Album of pictures taken by a Kiwi documenting life of WWI soldiers to be digitised by Turnbull Library.
A touching snapshot of life in the trenches of the Western Front has been displayed for the first time.
Waitara telegraph linesman Leslie Robert Pepperell signed on for the army in June 1916, aged 32.
He set off from Wellington as part of the 9th Reinforcements, 4th Battalion, H Company, bound for the brutal fighting in Western Europe.
He took a remarkably advanced piece of kit for the day - a soldier's camera. As small as a box of matches, it could be slipped into his pocket.

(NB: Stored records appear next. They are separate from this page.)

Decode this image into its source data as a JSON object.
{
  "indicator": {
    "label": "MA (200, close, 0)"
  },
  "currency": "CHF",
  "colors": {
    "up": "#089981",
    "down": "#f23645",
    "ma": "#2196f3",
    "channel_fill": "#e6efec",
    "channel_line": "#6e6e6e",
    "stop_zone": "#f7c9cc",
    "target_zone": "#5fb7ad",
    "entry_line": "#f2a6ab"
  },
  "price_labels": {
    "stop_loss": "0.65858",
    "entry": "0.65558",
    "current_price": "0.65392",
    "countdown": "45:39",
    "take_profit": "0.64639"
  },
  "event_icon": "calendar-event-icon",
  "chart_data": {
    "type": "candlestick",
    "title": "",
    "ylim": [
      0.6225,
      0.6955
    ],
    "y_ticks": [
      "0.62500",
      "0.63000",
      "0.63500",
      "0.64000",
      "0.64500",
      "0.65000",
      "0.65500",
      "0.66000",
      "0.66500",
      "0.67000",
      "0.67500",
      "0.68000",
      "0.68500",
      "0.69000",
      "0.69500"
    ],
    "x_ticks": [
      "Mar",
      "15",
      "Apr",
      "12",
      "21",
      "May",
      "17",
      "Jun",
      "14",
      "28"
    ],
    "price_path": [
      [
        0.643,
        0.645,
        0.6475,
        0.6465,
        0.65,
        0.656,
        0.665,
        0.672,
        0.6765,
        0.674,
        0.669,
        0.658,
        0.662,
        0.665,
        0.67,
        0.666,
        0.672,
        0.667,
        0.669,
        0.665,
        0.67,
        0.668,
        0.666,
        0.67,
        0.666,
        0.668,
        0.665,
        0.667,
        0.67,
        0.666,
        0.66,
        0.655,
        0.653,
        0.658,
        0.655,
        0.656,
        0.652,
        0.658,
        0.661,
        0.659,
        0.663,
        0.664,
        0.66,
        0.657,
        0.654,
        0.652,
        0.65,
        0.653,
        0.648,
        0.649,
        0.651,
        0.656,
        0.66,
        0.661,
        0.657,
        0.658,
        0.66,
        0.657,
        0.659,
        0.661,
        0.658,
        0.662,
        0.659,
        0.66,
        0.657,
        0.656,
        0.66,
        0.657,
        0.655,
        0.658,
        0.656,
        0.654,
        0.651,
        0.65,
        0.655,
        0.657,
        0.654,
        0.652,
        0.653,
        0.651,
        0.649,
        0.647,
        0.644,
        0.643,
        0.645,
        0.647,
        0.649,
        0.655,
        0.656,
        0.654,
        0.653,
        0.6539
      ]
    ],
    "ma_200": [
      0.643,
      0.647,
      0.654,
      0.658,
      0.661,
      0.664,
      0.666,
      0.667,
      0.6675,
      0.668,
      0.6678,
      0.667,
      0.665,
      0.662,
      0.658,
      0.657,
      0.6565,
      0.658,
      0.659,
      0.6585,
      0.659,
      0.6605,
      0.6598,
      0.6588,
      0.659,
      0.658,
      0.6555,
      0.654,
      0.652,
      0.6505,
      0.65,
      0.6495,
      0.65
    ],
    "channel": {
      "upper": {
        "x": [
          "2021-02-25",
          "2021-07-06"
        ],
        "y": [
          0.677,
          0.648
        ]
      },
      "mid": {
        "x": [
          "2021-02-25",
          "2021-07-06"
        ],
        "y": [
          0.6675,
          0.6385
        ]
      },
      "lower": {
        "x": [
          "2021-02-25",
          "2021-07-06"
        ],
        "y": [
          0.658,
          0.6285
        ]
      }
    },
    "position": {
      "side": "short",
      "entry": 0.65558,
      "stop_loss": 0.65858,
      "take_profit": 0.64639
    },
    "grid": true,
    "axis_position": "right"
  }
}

Now, his collection of 111 original 6.5cm x 4cm photos, carefully organised in a school exercise book, has gone on display at the Alexander Turnbull Library in Wellington.

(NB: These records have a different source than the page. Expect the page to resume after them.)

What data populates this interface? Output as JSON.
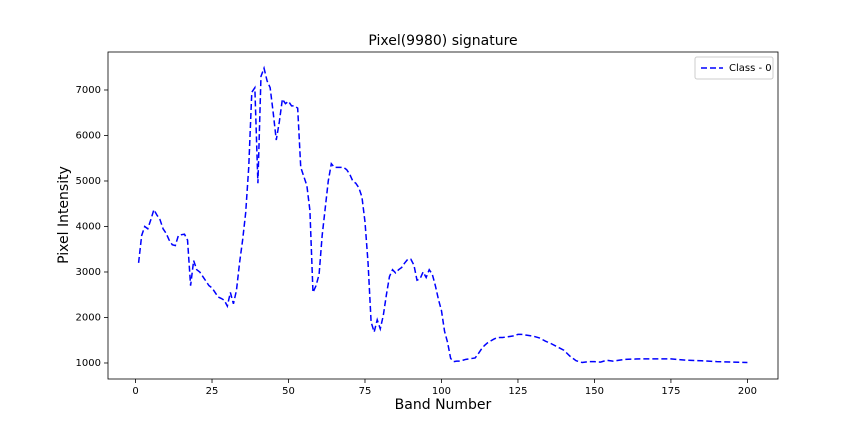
{
  "chart_data": {
    "type": "line",
    "title": "Pixel(9980) signature",
    "xlabel": "Band Number",
    "ylabel": "Pixel Intensity",
    "x": [
      1,
      2,
      3,
      4,
      5,
      6,
      7,
      8,
      9,
      10,
      11,
      12,
      13,
      14,
      15,
      16,
      17,
      18,
      19,
      20,
      21,
      22,
      23,
      24,
      25,
      26,
      27,
      28,
      29,
      30,
      31,
      32,
      33,
      34,
      35,
      36,
      37,
      38,
      39,
      40,
      41,
      42,
      43,
      44,
      45,
      46,
      47,
      48,
      49,
      50,
      51,
      52,
      53,
      54,
      55,
      56,
      57,
      58,
      59,
      60,
      61,
      62,
      63,
      64,
      65,
      66,
      67,
      68,
      69,
      70,
      71,
      72,
      73,
      74,
      75,
      76,
      77,
      78,
      79,
      80,
      81,
      82,
      83,
      84,
      85,
      86,
      87,
      88,
      89,
      90,
      91,
      92,
      93,
      94,
      95,
      96,
      97,
      98,
      99,
      100,
      101,
      102,
      103,
      104,
      105,
      106,
      107,
      108,
      109,
      110,
      111,
      112,
      113,
      114,
      115,
      116,
      117,
      118,
      119,
      120,
      122,
      124,
      125,
      126,
      128,
      130,
      132,
      134,
      136,
      138,
      140,
      142,
      144,
      146,
      148,
      150,
      152,
      154,
      156,
      158,
      160,
      165,
      170,
      175,
      180,
      185,
      190,
      195,
      200
    ],
    "series": [
      {
        "name": "Class - 0",
        "color": "#0000ff",
        "values": [
          3200,
          3800,
          4000,
          3950,
          4150,
          4370,
          4250,
          4150,
          3950,
          3850,
          3700,
          3600,
          3580,
          3800,
          3820,
          3830,
          3700,
          2700,
          3250,
          3050,
          3000,
          2900,
          2800,
          2700,
          2650,
          2550,
          2450,
          2420,
          2380,
          2250,
          2550,
          2300,
          2600,
          3200,
          3700,
          4300,
          5300,
          6950,
          7050,
          4950,
          7300,
          7480,
          7200,
          7050,
          6500,
          5900,
          6300,
          6800,
          6700,
          6750,
          6650,
          6650,
          6600,
          5300,
          5100,
          4900,
          4350,
          2550,
          2700,
          2950,
          3800,
          4400,
          5000,
          5380,
          5300,
          5300,
          5300,
          5300,
          5250,
          5150,
          5000,
          4950,
          4850,
          4650,
          4100,
          3200,
          1900,
          1680,
          1950,
          1750,
          2050,
          2500,
          2900,
          3050,
          2980,
          3050,
          3100,
          3200,
          3280,
          3280,
          3150,
          2820,
          2850,
          3000,
          2880,
          3050,
          2950,
          2700,
          2400,
          2150,
          1700,
          1450,
          1100,
          1030,
          1040,
          1040,
          1060,
          1080,
          1090,
          1100,
          1110,
          1200,
          1300,
          1380,
          1440,
          1480,
          1520,
          1550,
          1560,
          1560,
          1580,
          1600,
          1630,
          1630,
          1610,
          1590,
          1550,
          1480,
          1420,
          1350,
          1280,
          1150,
          1050,
          1010,
          1030,
          1030,
          1020,
          1060,
          1040,
          1060,
          1080,
          1090,
          1090,
          1090,
          1060,
          1050,
          1030,
          1020,
          1010
        ]
      }
    ],
    "xlim": [
      -9,
      210
    ],
    "ylim": [
      648,
      7835
    ],
    "xticks": [
      0,
      25,
      50,
      75,
      100,
      125,
      150,
      175,
      200
    ],
    "yticks": [
      1000,
      2000,
      3000,
      4000,
      5000,
      6000,
      7000
    ],
    "legend": "upper right",
    "line_style": "dashed"
  }
}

The Pepperell album shows soldiers giving each other haircuts, lining up for dinner and church services in the African desert, clothes being fumigated, and soldiers fooling around.
The Alexander Turnbull Library made the album available after the photos came out of copyright this year. It can be viewed on request at the library and will now be digitised for online research as part of the museum's drive to make its collections more publicly accessible.
The library also holds the official World War I photograph album. Photographic archive curator Natalie Marshall said the Pepperell collection offered a "much more immediate and personal" insight into life on the frontline.
"While we hold the official World War I photograph album, the Pepperell album provides a different view - a much more immediate and personal take of day-to-day life."
The album includes postcards taken from German prisoners, returned soldiers' railway tickets, newspaper clippings, and Corporal Pepperell's certificate of discharge.
It also contains seven silk-embroidered postcards made by French and Belgian women who sold them to soldiers on the Western Front.
Although the military brass frowned upon the use of cameras at the front, soldiers had plenty of motivation to take photographs.
As well as being able to stay connected with their families back home, some British newspapers offered huge fees for photos from the front, advertising their offers in New Zealand newspapers such as the Evening Post.
"It was an adventure and trip of a lifetime which they would have wanted to document," Ms Marshall said. "But as the war went on and the reality of war took hold, things obviously would have changed."
Pepperell was promoted to lance corporal shortly after taking part in the infamous Passchendaele offensive on October 12, 1917 - the darkest day in New Zealand military history, where the fighting for the tiny Belgian village saw 846 Kiwis killed.
He was discharged in April 1919 and died in 1963.
The Pepperell album
• Collection of 111 World War I photos take by Leslie Pepperell.
• Held at the Alexander Turnbull Library, Wellington.